In January and February 2019 the Australian Animal Health Laboratory found ASF virus fragments in 40 of 283 pork products seized at the border, and FMD virus in two samples.
Only 72 percent of the 328,984 interceptions by biosecurity officers at the border from 2012-2017 were declared.
Of the intercepted meat products that were not declared, detector dogs were the most effective method of identification the illegal products, accounting for 53pc of interceptions, with X-rays accounting for 32pc.
Despite that, the number of detector dogs operating at Australian airports has decreased by 55 percent over the same period.

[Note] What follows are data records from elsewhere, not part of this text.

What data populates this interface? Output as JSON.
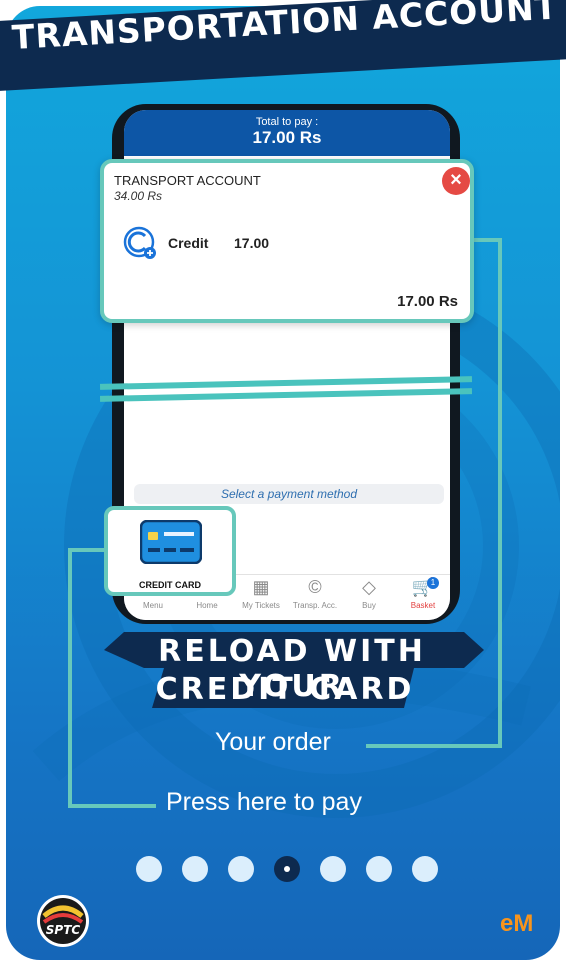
{
  "title": "TRANSPORTATION ACCOUNT",
  "payment_screen": {
    "total_label": "Total to pay :",
    "total_amount": "17.00 Rs",
    "select_payment": "Select a payment method"
  },
  "transport_account": {
    "title": "TRANSPORT ACCOUNT",
    "balance": "34.00 Rs",
    "close_icon": "close-icon",
    "credit_label": "Credit",
    "credit_value": "17.00",
    "total": "17.00 Rs"
  },
  "credit_card_tile": {
    "label": "CREDIT CARD",
    "icon": "credit-card-icon"
  },
  "tabbar": [
    {
      "label": "Menu",
      "icon": "menu-icon"
    },
    {
      "label": "Home",
      "icon": "home-icon"
    },
    {
      "label": "My Tickets",
      "icon": "qr-icon"
    },
    {
      "label": "Transp. Acc.",
      "icon": "copyright-icon"
    },
    {
      "label": "Buy",
      "icon": "tag-icon"
    },
    {
      "label": "Basket",
      "icon": "cart-icon",
      "badge": "1"
    }
  ],
  "banner": {
    "line1": "RELOAD WITH YOUR",
    "line2": "CREDIT CARD"
  },
  "callouts": {
    "order": "Your order",
    "press_prefix": "Press ",
    "press_here": "here",
    "press_suffix": " to pay"
  },
  "pagination": {
    "total": 7,
    "active_index": 3
  },
  "logos": {
    "left": "SPTC",
    "right": "eM"
  },
  "colors": {
    "accent_teal": "#67c8bb",
    "navy": "#0d2a4f",
    "active_tab": "#e2403f",
    "em_orange": "#f7941d"
  }
}
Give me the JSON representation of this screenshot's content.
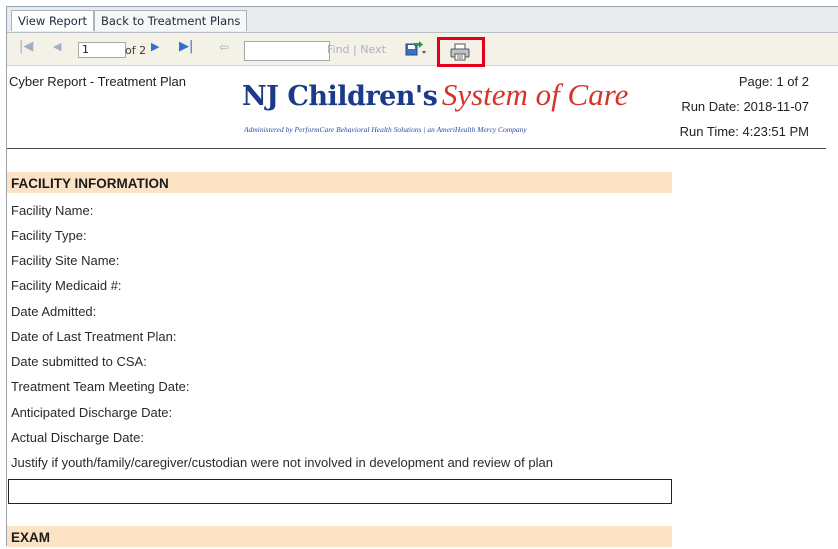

New 3D X-ray machines are on trial at Melbourne and Auckland airports which show promise but are not validated yet for meat.
The report noted that trained detector dogs have a working life of about six to eight years and have a distinct advantage in detecting undeclared biosecurity risk material including the ability to:
- screen large numbers of passengers and their baggage in a short period
- be trained as multipurpose detectors (because of their excellent sense of smell and strong retrieval drive)
- screen large items at airports and mail centres
- be impartial (the dogs are not subject to profile bias).
In its response to the report released in May the Department of Agriculture said it had started to expand the detector dog program as part of a suite of controls to detect high risk pests such as brown marmorated stink bugs, but further expansion of the detector dog program would be a matter for Government.